Various floor-mounted devices are also available from around the world, but many of these are not suitable when people are present, since they output high doses of potentially harmful UVC into the environment. Examples of such systems include the VioUV device from the US, and the Camlab unit or the Germiled device, both from the UK. Again, such systems range in price from a few hundred to a few thousand pounds.

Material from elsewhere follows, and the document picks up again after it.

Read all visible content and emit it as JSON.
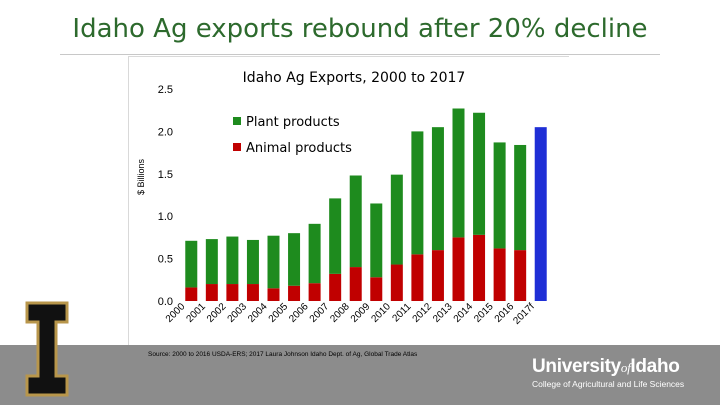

‘Upper room’ UVC systems have been in wide use for many years. These units are typically placed at a height of two metres or higher and emit UVC in an upward direction to create a high-intensity zone in the upper part of a room, while minimising the dose in the lower part of the room, which may be occupied.28
UV light has proved useful in the reduction of active coronaviruses in the air and on surfaces.28,29,30 One study reports that hospitals in China have been instructed to run UVC lamps for one hour, three times a day, every day.8 The author recommends that increased ventilation, even via open windows, more sunlight and that UVC lamps should be routinely used in hospital settings. Recently, the University Hospitals of Derby and Burton have installed ‘robotic’ UVC devices which autonomously roam through wards, theatres and corridors, during quiet times.31
Dr Ewan Eadie of the University of Dundee, has stated, “UVC is proven to inactivate viruses and bacteria and has been used for the past 90 years for this purpose. When deployed appropriately in the ‘real-world’ it can significantly reduce the risk of transmission from airborne viruses.”32
The evidence is clear that UVC is an excellent method for deactivating coronaviruses. While the above procedures may not remove viral particles completely, they can reduce the infectious dose significantly, which can only be a good thing.
The simplest, most effective ways to reduce cross-infection of this virus are to wear a mask, at all times, and avoid crowded places (including public transport, sporting events etc.) until vaccines are widely available. Do not stay indoors where the risk of contraction is greater for any longer than absolutely necessary. The science is very clear on this. The Chang report clearly shows that crowded places such as cafés, restaurants, supermarkets and gyms, are all ‘high risk’ locations – this is simply because the air in such places is laden with virus particles on aerosols with poor ventilation.23
Aerosols form while breathing, speaking, singing and shouting. These aerosols can ‘sit’ on air currents for hours in poorly ventilated rooms. The air must be removed and/or cleaned using filtration, air sprays containing airborne anti-viral agents and/or UVC light. Asymptomatic and pre-symptomatic people can shed viable virus unknowingly for days before symptoms become obvious, if at all. Quite frankly, detecting a fever temperature in a carrier is too late – that person may well have been shedding the virus for days. New protocols should be introduced into clinics to reduce virus-laden aerosols and the probability of infecting patients/clients.